Teresa Ghilarducci is the Director of the Schwartz Center for Economic Policy Analysis (SCEPA) at The New School. She joined The New School after 25 years as a professor of economics at the University of Notre Dame and 10 years as director of the Higgins Labor Research Center at the university. She has written and lectured extensively on pension issues, including the award winning book Labor's Capital: The Economics and Politics of Employer Pensions, and she co-authored Portable Pension Plans for Casual Labor Markets in 1995. Dr. Ghilarducci’s most recent book, When I'm 64: The Plot Against Pensions and the Plan to Save Them, investigates the effect of pension losses on older Americans. She frequently publishes in refereed journals and testifies before the U.S. Congress. Dr. Ghilaraducci was the 2006–‘08 Wurf Fellow at Harvard Law School, and her research has been funded by the Alfred P. Sloan Foundation, U.S. Department of Labor, Ford Foundation, and Retirement Research Foundation. She serves as a public trustee for the Health Care VEBAs for UAW Retirees of General Motors and for the USW retirees for Goodyear. She served on the Pension Benefit Guaranty Corporation's Advisory Board from 1996 to 2001and on the Board of Trustees of the State of Indiana Public Employees' Retirement Fund from 1996 to 2002.

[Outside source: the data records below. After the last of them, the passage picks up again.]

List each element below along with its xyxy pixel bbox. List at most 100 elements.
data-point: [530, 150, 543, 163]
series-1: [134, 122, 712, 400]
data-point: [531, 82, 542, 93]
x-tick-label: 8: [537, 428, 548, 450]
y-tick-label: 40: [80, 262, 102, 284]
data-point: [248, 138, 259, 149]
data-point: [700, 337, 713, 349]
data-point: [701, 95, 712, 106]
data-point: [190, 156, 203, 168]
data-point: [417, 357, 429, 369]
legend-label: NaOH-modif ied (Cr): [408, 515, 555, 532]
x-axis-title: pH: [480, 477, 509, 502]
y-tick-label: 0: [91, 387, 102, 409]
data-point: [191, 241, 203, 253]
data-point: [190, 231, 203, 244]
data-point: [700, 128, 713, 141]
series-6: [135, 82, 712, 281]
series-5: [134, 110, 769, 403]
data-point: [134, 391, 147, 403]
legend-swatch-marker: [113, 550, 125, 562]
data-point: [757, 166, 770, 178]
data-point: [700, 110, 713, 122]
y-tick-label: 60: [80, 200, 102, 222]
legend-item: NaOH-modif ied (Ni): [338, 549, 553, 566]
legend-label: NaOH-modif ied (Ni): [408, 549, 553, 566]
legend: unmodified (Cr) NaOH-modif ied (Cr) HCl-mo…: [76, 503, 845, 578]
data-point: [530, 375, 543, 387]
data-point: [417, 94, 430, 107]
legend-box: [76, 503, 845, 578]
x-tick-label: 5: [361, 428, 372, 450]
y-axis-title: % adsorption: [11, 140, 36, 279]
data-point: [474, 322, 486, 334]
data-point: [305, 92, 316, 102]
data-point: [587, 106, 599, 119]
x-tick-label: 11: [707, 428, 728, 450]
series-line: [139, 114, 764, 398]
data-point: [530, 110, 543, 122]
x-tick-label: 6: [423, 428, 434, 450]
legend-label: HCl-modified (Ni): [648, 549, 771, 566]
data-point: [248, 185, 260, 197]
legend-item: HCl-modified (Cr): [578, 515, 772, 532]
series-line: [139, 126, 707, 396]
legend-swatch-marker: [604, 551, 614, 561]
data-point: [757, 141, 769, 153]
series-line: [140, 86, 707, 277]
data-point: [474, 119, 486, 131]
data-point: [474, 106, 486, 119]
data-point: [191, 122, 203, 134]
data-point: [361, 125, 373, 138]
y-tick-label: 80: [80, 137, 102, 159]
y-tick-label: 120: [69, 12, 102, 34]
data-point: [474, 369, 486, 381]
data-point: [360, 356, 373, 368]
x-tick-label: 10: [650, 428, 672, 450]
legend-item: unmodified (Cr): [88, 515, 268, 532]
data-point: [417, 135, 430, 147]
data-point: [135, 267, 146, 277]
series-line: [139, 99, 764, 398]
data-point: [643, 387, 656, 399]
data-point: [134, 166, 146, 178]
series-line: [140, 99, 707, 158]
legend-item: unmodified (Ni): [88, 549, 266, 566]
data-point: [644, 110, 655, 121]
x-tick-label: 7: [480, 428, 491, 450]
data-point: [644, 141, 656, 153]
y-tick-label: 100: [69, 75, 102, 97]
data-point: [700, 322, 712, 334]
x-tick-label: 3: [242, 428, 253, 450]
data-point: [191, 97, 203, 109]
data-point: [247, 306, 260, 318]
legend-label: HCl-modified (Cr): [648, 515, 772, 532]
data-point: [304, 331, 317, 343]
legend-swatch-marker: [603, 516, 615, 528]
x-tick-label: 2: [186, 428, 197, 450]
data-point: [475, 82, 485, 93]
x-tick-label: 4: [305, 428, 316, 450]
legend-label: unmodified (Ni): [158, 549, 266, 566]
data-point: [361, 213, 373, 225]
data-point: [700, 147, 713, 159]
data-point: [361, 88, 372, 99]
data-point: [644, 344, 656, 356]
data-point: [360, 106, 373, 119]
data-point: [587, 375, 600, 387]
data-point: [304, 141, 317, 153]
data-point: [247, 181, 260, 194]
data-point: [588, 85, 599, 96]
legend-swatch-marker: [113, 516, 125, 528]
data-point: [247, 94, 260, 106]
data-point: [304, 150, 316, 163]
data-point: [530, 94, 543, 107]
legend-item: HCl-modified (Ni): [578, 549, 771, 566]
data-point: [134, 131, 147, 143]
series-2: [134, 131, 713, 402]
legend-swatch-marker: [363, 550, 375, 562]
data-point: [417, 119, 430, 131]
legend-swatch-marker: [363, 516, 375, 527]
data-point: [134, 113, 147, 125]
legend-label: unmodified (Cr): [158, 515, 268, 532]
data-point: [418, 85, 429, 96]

Bridget Fisher is a communications specialist with a background in government and public affairs. Before joining SCEPA, she was a senior press officer in The New School’s communications department working with social science departments across the university. She came to higher education from government. In New York, she served as chief of staff for a member of the New York City Council and director of communications for the Working Families Party. On Capitol Hill, she served as press secretary and legislative assistant for a member of the U.S. Congress. Bridget graduated from American University in Washington, D.C., with a bachelor's degree in public communication and women’s studies. She received her master's degree in public administration with a focus on urban economic development from CUNY's Baruch College.
Anna Low-Beer holds a bachelor's degree in political science from Bard College. Prior to joining SCEPA, Anna worked as an assistant reading and writing teacher at CUNY Start, a program for under-served New York City students transitioning to college, and with U.S. Public Interest Research Group developing digital campaigns and communications strategies.
Tony Webb is a widely recognized expert in retirement planning and policy. Prior to joining SCEPA, Dr. Webb was a senior research economist at Boston College’s Center for Retirement Research, and a senior research analyst at the International Longevity Center. He completed his PhD in economics from the University of California, San Diego. His research interests include the impact of pension type on the retirement age, the financing of long-term care, and the management of the process of asset decumulation.